In Brüssel wird nun damit gerechnet, dass die Frage, wann der Brief kommt, wohl beim Abendessen der Staats- und Regierungschefs am ersten Gipfeltag erörtert werden soll. Da soll Cameron zudem einen Bericht zum Referendum und den Folgen vorlegen.
Allerdings ist auch klar, dass man Großbritannien keine Verzögerungstaktik durchgehen lassen will. Das Schreiben müsse "schnell" und "unverzüglich" kommen. Schließlich, so hört man in Brüssel, müsse London an einem ordentlichen Klima bei den Verhandlungen gelegen sein. "Die Erwartung ist, dass die Briten sich kooperativ zeigen und nicht die EU blockieren."
Diplomat zeigt Folterinstrumente


Beim Zeitpunkt will man nicht so streng sein, dafür aber umso mehr in der Sache. Die Chance für die Briten, nun Nachverhandlungen über ihren Status in der EU zu starten, womöglich dabei noch Privilegien herauszuhandeln, das soll es aber nicht geben. Ein EU-Botschafter erläutert, dass man sich peinlich genau an Artikel 50 halten will: "Solange der Brief aus London nicht da ist, darf es keine Verhandlungen zwischen der EU und dem Austrittskandidaten geben."
Selbst informelle Gespräche seien in der Phase vor dem formalen Auslösen der Trennung tabu.
Wenn der Brief dann einmal da ist, beginnen die Gespräche über den Austritt. Sie sind auf 24 Monate angelegt.
Wahrscheinlich, so hört man in Brüssel, sei, dass dabei nur die Art und Weise des Austritts definiert wird. Nicht notwendigerweise geklärt sein müsse nach den 24 Monaten, welche Beziehungen Großbritannien künftig mit der EU hat.
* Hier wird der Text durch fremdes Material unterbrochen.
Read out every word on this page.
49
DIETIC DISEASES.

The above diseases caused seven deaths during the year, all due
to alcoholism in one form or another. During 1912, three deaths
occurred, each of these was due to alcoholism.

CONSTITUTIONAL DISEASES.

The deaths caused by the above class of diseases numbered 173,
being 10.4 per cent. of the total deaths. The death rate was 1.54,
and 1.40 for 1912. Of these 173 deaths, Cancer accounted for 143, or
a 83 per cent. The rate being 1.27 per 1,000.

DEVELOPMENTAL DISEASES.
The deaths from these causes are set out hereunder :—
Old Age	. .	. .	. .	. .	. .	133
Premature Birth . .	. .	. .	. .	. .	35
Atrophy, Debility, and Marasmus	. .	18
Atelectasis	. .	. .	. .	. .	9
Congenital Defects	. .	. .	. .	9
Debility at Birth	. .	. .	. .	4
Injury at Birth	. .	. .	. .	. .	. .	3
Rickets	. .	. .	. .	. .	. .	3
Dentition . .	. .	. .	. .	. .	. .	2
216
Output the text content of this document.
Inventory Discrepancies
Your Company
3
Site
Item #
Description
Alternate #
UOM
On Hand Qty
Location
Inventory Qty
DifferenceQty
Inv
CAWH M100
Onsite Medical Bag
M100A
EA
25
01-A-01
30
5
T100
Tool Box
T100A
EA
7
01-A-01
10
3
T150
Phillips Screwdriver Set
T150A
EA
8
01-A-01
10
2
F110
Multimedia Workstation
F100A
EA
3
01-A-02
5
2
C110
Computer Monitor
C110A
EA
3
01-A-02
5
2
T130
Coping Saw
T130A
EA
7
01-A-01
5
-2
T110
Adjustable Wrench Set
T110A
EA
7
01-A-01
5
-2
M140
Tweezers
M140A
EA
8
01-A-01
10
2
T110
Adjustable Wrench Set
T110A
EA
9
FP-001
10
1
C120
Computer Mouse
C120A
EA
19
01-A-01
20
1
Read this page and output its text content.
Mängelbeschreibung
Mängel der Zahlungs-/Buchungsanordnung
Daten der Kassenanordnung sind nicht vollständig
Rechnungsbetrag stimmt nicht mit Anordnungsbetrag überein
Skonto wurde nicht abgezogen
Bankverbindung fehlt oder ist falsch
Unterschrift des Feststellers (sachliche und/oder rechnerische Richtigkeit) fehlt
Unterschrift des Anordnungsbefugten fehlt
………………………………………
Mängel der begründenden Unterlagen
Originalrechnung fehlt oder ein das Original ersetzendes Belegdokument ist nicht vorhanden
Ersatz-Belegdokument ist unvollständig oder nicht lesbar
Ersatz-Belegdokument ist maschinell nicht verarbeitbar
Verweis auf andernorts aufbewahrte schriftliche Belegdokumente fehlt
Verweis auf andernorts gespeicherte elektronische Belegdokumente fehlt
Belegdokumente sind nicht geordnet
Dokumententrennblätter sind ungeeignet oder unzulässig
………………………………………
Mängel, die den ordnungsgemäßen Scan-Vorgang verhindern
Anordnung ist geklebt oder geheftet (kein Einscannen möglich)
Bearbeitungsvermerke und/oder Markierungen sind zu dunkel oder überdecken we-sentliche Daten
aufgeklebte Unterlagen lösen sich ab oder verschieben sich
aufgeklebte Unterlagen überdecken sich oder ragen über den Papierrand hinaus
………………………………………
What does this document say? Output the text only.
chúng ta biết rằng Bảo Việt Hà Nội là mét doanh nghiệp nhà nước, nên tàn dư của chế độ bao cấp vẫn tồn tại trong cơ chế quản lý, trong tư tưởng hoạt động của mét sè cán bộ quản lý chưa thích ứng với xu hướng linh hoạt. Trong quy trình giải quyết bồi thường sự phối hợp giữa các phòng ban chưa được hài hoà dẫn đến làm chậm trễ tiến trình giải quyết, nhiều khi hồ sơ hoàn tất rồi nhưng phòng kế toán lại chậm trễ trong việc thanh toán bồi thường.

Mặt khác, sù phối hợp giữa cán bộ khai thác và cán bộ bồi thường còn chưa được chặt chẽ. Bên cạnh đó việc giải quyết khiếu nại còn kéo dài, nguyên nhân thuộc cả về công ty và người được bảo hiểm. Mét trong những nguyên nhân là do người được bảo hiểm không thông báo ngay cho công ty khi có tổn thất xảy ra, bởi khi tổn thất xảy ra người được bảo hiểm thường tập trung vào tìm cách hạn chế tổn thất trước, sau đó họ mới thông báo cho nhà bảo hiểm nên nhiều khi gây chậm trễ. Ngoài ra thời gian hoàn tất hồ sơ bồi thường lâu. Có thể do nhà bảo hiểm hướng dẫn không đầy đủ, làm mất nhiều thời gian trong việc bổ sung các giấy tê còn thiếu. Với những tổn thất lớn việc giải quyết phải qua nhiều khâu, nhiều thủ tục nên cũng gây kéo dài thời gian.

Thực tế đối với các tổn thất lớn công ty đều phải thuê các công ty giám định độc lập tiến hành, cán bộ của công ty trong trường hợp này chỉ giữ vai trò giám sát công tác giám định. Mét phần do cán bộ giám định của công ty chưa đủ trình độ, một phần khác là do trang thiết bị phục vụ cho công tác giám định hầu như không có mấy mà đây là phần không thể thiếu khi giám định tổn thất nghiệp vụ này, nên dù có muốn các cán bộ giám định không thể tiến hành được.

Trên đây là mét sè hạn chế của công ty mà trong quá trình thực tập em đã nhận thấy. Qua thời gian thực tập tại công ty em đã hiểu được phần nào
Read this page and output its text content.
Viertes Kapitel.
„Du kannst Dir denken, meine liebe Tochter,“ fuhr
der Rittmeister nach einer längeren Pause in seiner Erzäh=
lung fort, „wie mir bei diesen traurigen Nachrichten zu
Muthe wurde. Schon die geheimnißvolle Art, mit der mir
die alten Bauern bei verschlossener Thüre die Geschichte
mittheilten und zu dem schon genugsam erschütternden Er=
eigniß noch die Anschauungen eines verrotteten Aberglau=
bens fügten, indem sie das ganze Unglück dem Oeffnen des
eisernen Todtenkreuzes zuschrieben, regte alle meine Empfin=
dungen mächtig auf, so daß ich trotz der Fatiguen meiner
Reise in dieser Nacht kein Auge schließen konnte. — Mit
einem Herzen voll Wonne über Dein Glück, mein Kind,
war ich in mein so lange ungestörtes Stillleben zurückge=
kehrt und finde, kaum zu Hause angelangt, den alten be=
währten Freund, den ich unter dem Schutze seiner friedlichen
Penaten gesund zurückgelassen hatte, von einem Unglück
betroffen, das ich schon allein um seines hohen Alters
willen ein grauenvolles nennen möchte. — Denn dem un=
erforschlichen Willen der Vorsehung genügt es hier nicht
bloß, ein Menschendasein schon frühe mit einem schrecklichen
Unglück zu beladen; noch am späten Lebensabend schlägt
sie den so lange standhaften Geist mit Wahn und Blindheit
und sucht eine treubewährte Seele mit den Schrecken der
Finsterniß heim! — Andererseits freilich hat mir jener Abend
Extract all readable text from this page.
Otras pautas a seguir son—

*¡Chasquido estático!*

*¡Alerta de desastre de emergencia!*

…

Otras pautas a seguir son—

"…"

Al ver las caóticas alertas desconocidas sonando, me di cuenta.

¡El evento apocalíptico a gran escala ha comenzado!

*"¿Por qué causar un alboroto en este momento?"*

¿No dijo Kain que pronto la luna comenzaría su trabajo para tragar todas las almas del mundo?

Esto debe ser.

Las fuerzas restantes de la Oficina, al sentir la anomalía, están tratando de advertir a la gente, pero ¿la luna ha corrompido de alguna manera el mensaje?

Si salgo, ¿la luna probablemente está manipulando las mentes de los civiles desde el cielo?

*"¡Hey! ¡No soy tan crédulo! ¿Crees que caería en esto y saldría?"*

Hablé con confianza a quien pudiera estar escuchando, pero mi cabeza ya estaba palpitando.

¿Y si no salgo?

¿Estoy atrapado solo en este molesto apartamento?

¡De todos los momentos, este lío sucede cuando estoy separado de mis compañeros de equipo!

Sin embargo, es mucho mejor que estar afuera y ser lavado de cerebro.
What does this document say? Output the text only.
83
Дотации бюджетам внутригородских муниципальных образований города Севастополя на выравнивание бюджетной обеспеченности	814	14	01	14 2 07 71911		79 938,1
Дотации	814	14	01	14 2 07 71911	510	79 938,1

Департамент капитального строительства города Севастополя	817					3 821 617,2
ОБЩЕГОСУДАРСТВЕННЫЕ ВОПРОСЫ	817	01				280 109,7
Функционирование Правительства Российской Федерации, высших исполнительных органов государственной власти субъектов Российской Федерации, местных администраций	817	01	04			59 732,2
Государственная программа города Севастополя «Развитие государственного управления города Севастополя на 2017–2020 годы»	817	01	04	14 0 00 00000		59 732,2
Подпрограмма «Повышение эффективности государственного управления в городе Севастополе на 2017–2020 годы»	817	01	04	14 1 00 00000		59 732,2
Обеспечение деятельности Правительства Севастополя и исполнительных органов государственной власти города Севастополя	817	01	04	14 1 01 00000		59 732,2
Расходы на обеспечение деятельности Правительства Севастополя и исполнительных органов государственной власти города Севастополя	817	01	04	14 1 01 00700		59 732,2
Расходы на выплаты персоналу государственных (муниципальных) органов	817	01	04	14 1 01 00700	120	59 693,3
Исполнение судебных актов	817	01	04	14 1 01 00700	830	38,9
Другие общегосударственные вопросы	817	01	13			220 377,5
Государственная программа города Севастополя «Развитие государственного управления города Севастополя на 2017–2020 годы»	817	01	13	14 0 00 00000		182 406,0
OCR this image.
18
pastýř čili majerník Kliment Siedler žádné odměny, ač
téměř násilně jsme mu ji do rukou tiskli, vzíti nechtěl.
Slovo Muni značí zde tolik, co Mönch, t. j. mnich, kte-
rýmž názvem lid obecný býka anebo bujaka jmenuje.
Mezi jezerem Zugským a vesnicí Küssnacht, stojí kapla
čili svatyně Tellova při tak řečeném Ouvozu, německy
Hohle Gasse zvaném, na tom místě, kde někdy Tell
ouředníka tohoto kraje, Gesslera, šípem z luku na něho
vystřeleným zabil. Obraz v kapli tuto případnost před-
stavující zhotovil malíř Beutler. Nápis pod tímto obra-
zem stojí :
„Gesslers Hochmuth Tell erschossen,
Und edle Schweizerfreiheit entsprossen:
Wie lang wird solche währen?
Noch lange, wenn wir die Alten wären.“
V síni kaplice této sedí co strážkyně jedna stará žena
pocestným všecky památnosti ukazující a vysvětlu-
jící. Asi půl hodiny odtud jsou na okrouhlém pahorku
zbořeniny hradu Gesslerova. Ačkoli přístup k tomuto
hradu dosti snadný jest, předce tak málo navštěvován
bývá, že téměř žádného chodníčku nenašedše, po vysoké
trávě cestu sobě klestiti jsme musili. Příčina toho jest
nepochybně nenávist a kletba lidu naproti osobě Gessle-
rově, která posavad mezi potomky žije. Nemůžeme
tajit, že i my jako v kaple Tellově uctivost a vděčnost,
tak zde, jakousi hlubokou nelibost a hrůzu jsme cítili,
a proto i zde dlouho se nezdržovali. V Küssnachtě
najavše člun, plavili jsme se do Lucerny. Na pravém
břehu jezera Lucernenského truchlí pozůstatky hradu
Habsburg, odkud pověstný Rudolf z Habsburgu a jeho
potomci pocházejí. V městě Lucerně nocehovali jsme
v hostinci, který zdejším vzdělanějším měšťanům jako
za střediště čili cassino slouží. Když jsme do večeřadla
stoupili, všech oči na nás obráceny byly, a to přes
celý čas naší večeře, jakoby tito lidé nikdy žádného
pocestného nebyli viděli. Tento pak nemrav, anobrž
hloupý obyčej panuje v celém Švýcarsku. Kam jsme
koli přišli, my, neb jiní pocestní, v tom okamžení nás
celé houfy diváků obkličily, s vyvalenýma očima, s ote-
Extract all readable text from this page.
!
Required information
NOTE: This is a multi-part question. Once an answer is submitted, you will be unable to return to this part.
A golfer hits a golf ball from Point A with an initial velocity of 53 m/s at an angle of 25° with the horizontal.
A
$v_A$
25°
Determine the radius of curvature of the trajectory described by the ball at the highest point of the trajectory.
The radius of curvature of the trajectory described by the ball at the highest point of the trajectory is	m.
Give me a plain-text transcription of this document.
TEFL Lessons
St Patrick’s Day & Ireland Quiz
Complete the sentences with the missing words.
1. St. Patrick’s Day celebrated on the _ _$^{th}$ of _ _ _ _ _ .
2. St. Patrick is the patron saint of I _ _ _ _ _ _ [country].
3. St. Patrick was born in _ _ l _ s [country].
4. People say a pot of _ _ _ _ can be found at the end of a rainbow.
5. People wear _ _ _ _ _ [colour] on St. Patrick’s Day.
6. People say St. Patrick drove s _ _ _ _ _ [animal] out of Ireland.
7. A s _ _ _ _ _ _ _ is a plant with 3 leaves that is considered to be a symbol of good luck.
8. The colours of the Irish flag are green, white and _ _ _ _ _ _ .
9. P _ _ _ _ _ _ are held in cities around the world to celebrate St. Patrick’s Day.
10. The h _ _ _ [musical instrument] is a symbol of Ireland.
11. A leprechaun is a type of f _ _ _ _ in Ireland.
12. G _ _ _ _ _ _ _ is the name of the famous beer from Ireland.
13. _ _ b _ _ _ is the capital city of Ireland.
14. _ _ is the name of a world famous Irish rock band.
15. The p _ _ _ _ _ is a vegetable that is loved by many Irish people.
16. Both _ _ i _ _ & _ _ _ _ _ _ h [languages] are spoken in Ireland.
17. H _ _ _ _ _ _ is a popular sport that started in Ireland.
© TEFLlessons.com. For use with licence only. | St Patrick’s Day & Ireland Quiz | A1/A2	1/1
Ein EU-Diplomat zeigte aber schon einmal die Folterinstrumente: "Klar ist, dass Großbritannien ein Drittland wird." Ob nach dem Vorbild von Nordkorea, der Türkei oder Norwegen, das sei Verhandlungssache.
Wenn am Mittwoch, dem zweiten Gipfeltag, die Staats- und Regierungschefs wieder zusammenkommen, ist es schon ein Club der 27. David Cameron darf dann nicht mehr teilnehmen. An diesem Tag wollen die Mitgliedstaaten beraten, wie es mit der geschrumpften EU weitergehen soll.
Mit konkreten Beschlüssen, einem Fahrplan gar zu einer weiteren Vertiefung, rechnet indes niemand. Ein EU-Diplomat: "Ich gehe nicht davon aus, dass am Ende ein Dokument vorgelegt wird." Es werde vielmehr eher einen allgemeinen Meinungsaustausch geben. In Brüssel bemühen sich die Diplomaten zugleich, keinen Zweifel an den deutsch-französischen Beziehungen aufkommen zu lassen. "Sie werden in den nächsten zwei Tagen erleben, dass der deutsch-französische Motor funktioniert."